Three years ago, I asked God to help me grow spiritually – whatever it takes. Some of you
are already laughing at how brave that request was! Two years ago, God showed
me a way. Things were going well until I hit a big spiritual wall. That wall
was intimidating and scary. I knew enough to push through it, but instead I
backed off, knowing that my spiritual growth would be stunted until I learned
to trust and depend on God. Every so often I would look at that wall and know
that I was being disobedient. I was disobedient for two years. Malachi 3:3, Matthew 7:11
People say that God doesn’t do things like give people cancer. I’m not going to debate
that. However I got cancer I will say this: God is teaching me like I have
never been taught before. God is looking at ME. He is not only demanding that I
give Him my control and trust, but He’s showing me how to do it. He is disciplining
me as a loving Father who knows that there is much more at stake here than a
few decades of earthly life.
Proverbs
3:11-12, John 10:10
So may God bless you this week, month, and year. May you be willing to be authentic about your troubles, but see God looking at YOU in the midst!

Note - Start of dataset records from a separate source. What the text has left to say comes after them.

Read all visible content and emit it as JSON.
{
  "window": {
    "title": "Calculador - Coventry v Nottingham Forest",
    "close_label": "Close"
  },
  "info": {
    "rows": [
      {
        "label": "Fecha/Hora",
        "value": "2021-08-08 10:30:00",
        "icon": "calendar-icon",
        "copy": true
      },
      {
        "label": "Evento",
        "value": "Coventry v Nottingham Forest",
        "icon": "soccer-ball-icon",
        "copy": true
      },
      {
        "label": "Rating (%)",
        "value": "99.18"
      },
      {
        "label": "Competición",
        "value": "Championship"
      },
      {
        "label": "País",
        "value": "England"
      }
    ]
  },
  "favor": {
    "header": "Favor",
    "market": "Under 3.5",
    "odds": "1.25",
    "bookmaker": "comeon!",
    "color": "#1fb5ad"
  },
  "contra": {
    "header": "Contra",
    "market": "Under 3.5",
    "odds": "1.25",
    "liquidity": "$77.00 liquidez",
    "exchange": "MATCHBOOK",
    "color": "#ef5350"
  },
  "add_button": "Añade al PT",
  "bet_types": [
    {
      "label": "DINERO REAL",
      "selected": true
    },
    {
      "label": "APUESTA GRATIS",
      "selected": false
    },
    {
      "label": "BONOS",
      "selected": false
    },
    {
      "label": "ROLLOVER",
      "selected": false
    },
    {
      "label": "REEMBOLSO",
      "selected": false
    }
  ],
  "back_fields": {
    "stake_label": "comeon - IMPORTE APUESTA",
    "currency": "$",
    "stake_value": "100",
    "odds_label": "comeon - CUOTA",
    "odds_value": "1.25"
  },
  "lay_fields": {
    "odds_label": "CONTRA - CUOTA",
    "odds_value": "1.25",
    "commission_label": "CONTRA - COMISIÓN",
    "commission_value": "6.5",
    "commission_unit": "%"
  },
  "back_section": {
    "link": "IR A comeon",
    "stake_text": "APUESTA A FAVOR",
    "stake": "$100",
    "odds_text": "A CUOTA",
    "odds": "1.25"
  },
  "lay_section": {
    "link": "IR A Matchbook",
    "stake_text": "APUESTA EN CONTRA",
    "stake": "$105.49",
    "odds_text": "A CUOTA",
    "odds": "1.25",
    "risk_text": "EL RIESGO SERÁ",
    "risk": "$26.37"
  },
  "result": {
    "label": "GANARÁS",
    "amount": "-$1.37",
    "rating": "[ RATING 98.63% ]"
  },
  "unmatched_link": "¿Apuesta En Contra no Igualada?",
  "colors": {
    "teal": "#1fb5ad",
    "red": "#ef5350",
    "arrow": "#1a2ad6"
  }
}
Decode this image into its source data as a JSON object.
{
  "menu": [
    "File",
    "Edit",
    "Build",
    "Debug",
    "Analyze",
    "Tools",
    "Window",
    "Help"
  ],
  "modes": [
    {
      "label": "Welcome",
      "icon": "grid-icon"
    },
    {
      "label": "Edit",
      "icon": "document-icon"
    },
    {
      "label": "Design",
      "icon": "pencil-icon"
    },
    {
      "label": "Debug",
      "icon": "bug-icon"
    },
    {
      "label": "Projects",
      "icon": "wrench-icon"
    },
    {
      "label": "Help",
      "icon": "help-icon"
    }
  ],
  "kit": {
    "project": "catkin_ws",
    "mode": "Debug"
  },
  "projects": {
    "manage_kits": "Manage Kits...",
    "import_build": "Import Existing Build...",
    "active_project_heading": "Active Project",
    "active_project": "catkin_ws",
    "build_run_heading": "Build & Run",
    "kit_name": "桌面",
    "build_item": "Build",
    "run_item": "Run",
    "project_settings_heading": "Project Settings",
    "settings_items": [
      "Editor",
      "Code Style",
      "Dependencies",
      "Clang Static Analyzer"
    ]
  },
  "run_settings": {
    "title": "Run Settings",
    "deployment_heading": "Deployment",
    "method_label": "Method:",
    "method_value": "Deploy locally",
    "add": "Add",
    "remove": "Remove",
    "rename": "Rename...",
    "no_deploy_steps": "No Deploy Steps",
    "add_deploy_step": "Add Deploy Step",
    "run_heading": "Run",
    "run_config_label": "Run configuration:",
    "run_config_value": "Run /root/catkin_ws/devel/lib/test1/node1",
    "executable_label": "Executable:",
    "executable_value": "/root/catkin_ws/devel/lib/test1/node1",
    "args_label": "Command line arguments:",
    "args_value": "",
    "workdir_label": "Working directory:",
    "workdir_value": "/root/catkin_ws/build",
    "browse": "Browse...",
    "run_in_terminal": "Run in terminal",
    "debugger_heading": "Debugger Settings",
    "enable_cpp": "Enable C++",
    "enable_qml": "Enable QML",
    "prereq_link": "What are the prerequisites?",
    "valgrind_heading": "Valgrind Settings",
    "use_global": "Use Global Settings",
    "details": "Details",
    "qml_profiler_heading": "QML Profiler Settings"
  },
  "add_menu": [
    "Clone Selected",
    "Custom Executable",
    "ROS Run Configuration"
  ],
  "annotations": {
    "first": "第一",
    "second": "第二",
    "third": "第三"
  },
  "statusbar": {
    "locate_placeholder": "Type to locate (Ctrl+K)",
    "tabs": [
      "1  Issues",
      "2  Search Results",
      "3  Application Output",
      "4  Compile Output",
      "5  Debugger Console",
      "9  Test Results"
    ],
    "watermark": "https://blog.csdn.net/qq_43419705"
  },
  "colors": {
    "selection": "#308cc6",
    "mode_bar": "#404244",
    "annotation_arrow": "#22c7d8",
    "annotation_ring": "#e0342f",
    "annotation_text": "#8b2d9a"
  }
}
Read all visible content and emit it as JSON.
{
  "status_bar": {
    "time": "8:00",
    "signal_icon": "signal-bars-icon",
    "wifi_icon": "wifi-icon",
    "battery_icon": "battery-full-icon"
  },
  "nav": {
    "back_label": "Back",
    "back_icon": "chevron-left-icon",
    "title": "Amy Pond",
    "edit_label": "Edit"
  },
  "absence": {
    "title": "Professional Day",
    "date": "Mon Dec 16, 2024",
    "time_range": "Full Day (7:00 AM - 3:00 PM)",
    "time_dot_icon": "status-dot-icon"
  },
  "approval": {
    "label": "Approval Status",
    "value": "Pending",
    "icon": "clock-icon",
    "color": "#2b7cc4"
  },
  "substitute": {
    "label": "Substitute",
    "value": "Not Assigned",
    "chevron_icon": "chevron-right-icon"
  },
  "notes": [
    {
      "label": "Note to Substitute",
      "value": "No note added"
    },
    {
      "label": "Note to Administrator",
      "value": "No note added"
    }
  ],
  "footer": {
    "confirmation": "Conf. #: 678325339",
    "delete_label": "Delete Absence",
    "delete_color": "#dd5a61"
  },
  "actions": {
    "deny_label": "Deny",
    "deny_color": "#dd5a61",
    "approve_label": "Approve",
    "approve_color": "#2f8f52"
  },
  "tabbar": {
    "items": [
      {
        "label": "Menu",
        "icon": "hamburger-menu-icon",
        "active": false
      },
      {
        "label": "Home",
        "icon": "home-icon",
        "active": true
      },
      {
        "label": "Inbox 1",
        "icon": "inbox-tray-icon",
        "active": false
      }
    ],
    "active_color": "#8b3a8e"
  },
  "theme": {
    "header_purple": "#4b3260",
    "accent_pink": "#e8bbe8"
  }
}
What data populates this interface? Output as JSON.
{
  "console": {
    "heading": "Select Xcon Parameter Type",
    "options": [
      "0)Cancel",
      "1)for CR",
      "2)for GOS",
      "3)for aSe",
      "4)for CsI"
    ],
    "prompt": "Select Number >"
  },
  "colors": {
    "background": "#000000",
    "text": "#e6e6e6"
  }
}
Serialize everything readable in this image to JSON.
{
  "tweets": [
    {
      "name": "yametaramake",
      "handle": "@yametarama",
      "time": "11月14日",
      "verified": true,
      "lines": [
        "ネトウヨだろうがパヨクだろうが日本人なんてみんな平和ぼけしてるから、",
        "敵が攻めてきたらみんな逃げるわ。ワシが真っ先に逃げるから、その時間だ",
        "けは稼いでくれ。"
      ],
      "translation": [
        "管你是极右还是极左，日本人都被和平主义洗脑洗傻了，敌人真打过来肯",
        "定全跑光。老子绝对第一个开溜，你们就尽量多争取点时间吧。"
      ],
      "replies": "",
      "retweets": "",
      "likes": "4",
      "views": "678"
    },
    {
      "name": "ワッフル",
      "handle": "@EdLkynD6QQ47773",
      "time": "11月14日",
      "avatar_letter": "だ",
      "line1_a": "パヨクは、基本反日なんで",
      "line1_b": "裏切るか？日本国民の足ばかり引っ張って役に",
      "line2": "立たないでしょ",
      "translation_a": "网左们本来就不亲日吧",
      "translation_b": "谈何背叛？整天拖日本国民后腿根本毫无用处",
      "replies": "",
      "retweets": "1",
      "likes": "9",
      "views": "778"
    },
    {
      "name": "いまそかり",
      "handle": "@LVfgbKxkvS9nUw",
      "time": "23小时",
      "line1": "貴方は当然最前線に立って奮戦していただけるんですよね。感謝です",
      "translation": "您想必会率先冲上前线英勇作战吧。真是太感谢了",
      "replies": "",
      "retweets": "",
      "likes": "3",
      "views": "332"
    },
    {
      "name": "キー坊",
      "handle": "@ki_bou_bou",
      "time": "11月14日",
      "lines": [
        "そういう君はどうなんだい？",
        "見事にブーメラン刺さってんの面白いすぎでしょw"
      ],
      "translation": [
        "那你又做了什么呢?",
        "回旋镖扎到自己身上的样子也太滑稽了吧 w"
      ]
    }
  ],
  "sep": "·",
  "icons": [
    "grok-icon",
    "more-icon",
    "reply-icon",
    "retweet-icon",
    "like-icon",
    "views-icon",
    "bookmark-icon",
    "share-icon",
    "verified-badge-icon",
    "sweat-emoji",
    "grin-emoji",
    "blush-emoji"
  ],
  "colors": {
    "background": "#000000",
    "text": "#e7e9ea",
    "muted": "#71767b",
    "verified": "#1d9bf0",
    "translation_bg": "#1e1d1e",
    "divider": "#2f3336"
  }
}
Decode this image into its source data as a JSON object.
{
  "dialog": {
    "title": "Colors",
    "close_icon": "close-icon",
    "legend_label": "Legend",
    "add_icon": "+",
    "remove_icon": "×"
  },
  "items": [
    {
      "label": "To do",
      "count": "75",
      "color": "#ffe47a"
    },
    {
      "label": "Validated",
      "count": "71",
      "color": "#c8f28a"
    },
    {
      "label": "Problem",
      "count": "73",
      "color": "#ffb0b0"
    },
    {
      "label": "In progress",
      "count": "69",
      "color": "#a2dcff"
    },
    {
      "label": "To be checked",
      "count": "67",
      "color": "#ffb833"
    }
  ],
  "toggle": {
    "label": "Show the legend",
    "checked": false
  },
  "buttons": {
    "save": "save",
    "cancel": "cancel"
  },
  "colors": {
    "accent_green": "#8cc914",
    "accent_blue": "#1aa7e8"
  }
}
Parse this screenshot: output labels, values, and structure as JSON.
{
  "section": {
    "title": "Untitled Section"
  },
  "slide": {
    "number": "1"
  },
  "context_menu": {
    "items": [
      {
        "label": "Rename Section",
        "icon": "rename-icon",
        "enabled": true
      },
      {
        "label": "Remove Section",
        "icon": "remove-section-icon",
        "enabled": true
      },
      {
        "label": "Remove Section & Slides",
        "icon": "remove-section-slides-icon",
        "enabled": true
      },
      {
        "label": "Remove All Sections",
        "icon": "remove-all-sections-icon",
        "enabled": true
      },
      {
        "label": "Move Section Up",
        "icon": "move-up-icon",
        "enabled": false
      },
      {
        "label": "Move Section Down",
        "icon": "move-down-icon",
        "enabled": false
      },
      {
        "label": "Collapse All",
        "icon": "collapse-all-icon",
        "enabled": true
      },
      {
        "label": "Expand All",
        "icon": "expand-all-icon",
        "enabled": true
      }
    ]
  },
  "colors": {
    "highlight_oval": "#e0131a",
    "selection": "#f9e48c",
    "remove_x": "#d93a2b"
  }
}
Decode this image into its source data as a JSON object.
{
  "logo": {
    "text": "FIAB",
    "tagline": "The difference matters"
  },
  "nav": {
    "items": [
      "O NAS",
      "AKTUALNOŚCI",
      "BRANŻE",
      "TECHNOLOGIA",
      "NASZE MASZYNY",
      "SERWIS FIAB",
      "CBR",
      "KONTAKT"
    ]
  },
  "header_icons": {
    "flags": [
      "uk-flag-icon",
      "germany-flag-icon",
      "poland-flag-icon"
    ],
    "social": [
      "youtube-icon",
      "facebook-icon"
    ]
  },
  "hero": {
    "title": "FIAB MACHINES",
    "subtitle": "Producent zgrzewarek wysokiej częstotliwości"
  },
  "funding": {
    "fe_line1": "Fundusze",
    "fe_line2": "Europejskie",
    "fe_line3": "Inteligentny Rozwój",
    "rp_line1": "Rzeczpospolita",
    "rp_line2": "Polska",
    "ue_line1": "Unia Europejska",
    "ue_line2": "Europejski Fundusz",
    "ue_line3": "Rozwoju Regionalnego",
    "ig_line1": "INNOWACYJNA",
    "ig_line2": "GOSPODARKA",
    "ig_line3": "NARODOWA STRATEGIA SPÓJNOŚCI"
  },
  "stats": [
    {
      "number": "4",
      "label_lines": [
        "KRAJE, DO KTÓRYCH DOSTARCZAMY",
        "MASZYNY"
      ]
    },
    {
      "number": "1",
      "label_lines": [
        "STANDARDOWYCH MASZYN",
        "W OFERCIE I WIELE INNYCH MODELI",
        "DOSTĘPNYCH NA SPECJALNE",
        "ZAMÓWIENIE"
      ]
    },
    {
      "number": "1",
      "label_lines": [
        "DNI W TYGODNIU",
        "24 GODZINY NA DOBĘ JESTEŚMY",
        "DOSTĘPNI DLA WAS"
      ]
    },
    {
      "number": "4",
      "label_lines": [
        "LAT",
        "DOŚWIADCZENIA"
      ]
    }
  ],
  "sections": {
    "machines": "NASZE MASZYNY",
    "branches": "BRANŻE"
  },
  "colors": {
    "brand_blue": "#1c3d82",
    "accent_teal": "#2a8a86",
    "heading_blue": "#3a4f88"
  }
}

Prayers and Blessings - Dawn
1 comment:
Dawn,
I just wanted you to know that I am feeling pretty much the exact same things as you right now and it is personally hard for me to relinquish control of my life and let God be in control (even though He is the one always in control anyway....I appreciate that He lets me feel like I am sometimes). We are moving in 9 weeks now, Garett is out of the Navy, he is filling out job applications left and right and we still have no place to call home when October comes. There's only so much you can do as a person to prepare you for big changes in life and I truly believe that your step-mom is right. I really feel that through all of this, we will be taught by God about things we might have forgotten. I'm calling it a refresher course and hoping that my prayers are answered soon! I'll definitely add you into them. :) If you ever need to talk you know where to find me!!